His announcement followed three days of talks at the Gleneagles golf resort, overshadowed by bomb attacks in London on Thursday, with the leaders of Canada, France, Germany, Italy, Japan, Russia and the United States.
But he acknowledged that campaigners would be disappointed by the G8's failure to set a target date for eliminating European and US export subsidies that undercut African farmers.
"We do not, simply by this communique, 'make poverty history'," he said, borrowing the slogan of a celebrity-backed campaign in Britain to raise awareness of the plight of Africa's poor.
"But we do show it can be done and we do signify the political will to do it."
A summit statement said commitments from G8 and other donors would mean an increase in aid to Africa by $25 billion a year by 2010, more than doubling assistance to the continent compared with 2004.
The statement, citing an estimate from the Organisation for Economic Cooperation and Development, added that donor pledges to official development assistance for all developing countries would increase by around $50 billion a year by 2010.

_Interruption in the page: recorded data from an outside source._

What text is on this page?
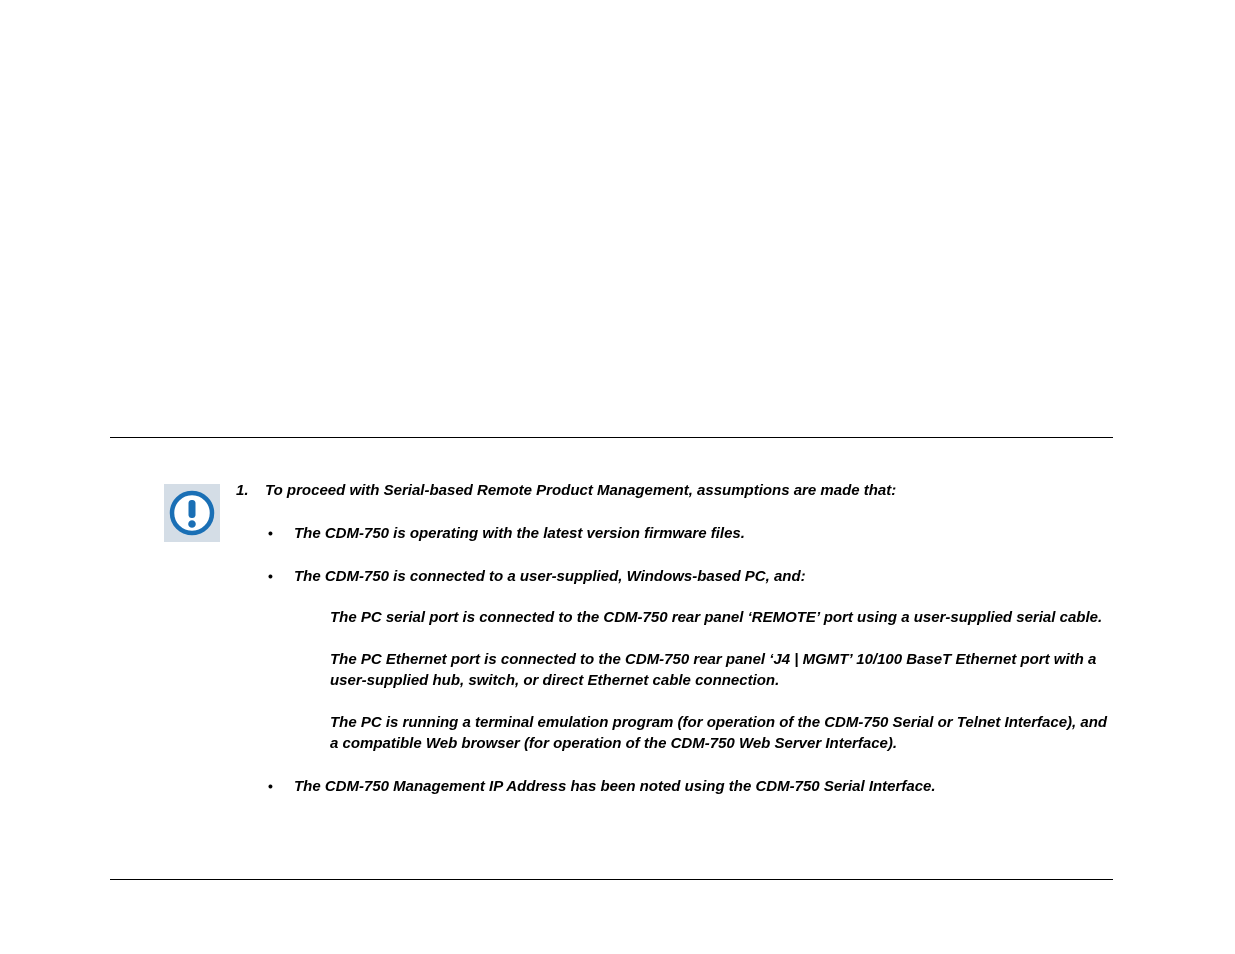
1. To proceed with Serial-based Remote Product Management, assumptions are made that:
• The CDM-750 is operating with the latest version firmware files.
• The CDM-750 is connected to a user-supplied, Windows-based PC, and:
The PC serial port is connected to the CDM-750 rear panel ‘REMOTE’ port using a user-supplied serial cable.
The PC Ethernet port is connected to the CDM-750 rear panel ‘J4 | MGMT’ 10/100 BaseT Ethernet port with a
user-supplied hub, switch, or direct Ethernet cable connection.
The PC is running a terminal emulation program (for operation of the CDM-750 Serial or Telnet Interface), and
a compatible Web browser (for operation of the CDM-750 Web Server Interface).
• The CDM-750 Management IP Address has been noted using the CDM-750 Serial Interface.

The package included up to $3 billion for Palestine, although Blair did not give a timeframe for releasing the aid, saying only that the G8 countries would deliver it in the years to come.
"We do not, simply by this communique, 'make poverty history'. But we do show it can be done and we do signify the political will to do it"
British prime minister
Palestinian officials said that they expected much of the money to go to job creation and infrastructure projects in Gaza, where unemployment runs at more than 50%.
The $25 billion pledge for Africa was contained in a report by the Commission for Africa, a panel set up by Blair and announced amid great fanfare in March, that also included fellow commissioners, Geldof and South African Finance Minister Trevor Manuel.
President Olusegun Obasanjo of Nigeria spoke later of "encouraging signs" that "the continent's problems are going to be addressed realistically and effectively by the G8".
He was joined at the summit by counterparts from Algeria, Ethiopia, Ghana, Senegal, South Africa and Tanzania.
Geldof said it was too early to say whether the summit outcome had been historic.
"The summit at Gleneagles is a qualified triumph," said Geldof. "Today gives Africa the opportunity of beginning to end poverty over the next 10 years."
"G8 leaders have promised $50 billion more in aid by 2010. While aid increases are welcome, this is too little, and it's too late for the 50 million children who will die between now and 2010"
However, organisations such as the World Development Movement, Oxfam International and Action Aid expressed strong disappointment with the aid pledges and other steps.
They said the increase would bring development assistance to just under $130 billion in the next five years, short of the UN Millennium Development Goals of $180 billion.
The UN goals, approved in 2000, call for the proportion of people living on less than a dollar a day to be halved by 2015.
"G8 leaders have promised $50 billion more in aid by 2010. While aid increases are welcome, this is too little, and it's too late for the 50 million children who will die between now and 2010," Action Aid said in a statement.
"If they are serious about making poverty history, they should announce $50 billion in aid now, not in five years' time," it said.
"Moreover, if you do your sums, less than half of this funding is genuinely new money," it said.
Blair said the package also included "universal access to AIDS treatment", but Action Aid cautioned that there remain big questions about how that will be funded.
The charities also said they were disappointed that the G8 leaders failed to go beyond the $40 billion in immediate debt write-offs for the world's poorest 18 countries, which their finance ministers had agreed last month.